Indre By: the tourist hub

The popular inner city is the heart of Copenhagen, and its most visited neighbourhood. Nyhavn is just one of many major sights in this part of the city, which is also home to the family-friendly Tivoli Gardensamusement park, Strøget, the lively pedestrianised shopping street, and the fabled Little Mermaid statue, which sits right on the edge of the city centre.

This historic area is a fantastic place to explore many of the city’s cobblestone streets, charming squares, and excellent museums. At the royal residence of Amalienborg Slot, visitors can watch the Changing of the Guard and try to get a glimpse of the Queen, while Christiansborg Palace offers a look into the workings of Denmark’s monarchy and government.

Indre By is also a foodie paradise, home to many of the city’s top restaurants, including Michelin-starred AOC and Kokkeriet, the more modest yet fabulous Höst and Uformel, as well as the wonderful market Torvehallerne, packed with vendors selling fresh produce.

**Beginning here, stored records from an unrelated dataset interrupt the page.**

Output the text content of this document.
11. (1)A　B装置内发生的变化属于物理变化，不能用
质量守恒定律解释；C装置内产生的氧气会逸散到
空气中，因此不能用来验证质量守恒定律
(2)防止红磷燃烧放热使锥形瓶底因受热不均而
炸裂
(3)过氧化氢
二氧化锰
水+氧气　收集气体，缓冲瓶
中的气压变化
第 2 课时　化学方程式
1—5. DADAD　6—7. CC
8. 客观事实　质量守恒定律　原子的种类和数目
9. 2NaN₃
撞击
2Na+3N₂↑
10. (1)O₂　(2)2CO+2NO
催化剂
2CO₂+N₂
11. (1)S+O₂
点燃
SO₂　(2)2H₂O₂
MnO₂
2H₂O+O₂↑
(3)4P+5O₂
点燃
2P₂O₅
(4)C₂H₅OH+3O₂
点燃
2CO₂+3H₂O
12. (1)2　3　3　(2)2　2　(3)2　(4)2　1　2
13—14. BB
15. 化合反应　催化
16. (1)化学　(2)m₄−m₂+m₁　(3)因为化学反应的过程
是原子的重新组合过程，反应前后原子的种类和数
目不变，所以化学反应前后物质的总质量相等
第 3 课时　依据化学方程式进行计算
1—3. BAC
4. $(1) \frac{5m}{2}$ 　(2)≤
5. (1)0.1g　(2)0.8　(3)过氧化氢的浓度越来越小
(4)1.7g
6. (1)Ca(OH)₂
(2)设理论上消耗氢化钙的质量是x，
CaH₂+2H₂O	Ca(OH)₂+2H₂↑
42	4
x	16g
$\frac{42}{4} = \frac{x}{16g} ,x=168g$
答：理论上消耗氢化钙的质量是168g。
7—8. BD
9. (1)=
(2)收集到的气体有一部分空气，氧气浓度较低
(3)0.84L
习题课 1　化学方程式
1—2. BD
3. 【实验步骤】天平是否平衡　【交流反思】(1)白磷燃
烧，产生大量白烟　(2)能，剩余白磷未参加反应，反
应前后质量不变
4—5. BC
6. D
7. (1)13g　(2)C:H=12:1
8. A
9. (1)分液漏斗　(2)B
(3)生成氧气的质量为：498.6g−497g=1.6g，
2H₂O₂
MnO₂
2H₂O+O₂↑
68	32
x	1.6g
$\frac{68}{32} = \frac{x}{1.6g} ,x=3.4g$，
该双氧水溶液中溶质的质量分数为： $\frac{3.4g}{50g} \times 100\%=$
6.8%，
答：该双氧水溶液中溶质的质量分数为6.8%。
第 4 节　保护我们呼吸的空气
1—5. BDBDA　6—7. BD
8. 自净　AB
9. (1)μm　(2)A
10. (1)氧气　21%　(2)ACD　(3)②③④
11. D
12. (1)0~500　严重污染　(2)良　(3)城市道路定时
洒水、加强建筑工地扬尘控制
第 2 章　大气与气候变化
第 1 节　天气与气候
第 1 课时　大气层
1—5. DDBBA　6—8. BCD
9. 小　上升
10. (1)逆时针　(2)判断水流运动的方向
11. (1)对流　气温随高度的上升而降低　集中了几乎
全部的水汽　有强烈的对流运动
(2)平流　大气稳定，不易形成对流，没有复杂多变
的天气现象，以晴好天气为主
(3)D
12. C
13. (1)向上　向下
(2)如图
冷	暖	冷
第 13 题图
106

Vesterbro: the happening hotspot

Once the most destitute area of the city, Vesterbro is still Copenhagen’s red-light district, though it’s not quite as seedy as similar areas in Amsterdam or Berlin. The neighbourhood’s vintage shops and summertime street markets give it a local and independent vibe, while the street art here is perhaps the best in the city.

Vesterbro is a neighbourhood in transition, with an emerging reputation for good food and family living. Amid the sex shops and erotic dance clubs sit fashionable cafes like Mad & Kaffe, craft breweries including the acclaimed Mikkeller, and family-friendly parks such as the unique Skyebanehave. Kødbyen – The Meatpacking District – is chock full of fantastic restaurants featuring everything from innovative seafood at Kødbyens Fiskebar to down-home barbecue and beers at WarPigs.

Nørrebro: the melting pot

Vibrant Nørrebro sits just across Queen Louise’s bridge from Indre By, but has a completely different feel. Arguably the most diverse area of Copenhagen, the streets of Nørrebro are a mishmash of international grocery and clothing shops, lined up alongside secondhand stores and independent coffee shops.

Restaurants here run the gamut from Michelin-starred Relæ and Kiin Kiin, to the noodles and pub food of craft beer meccas Ramen to Biiru and Nørrebro Bryghus. International flavours are well represented too, with restaurants such as Ma’ed Ethiopian, and the legendary Kebabistan on Nørrebrogade.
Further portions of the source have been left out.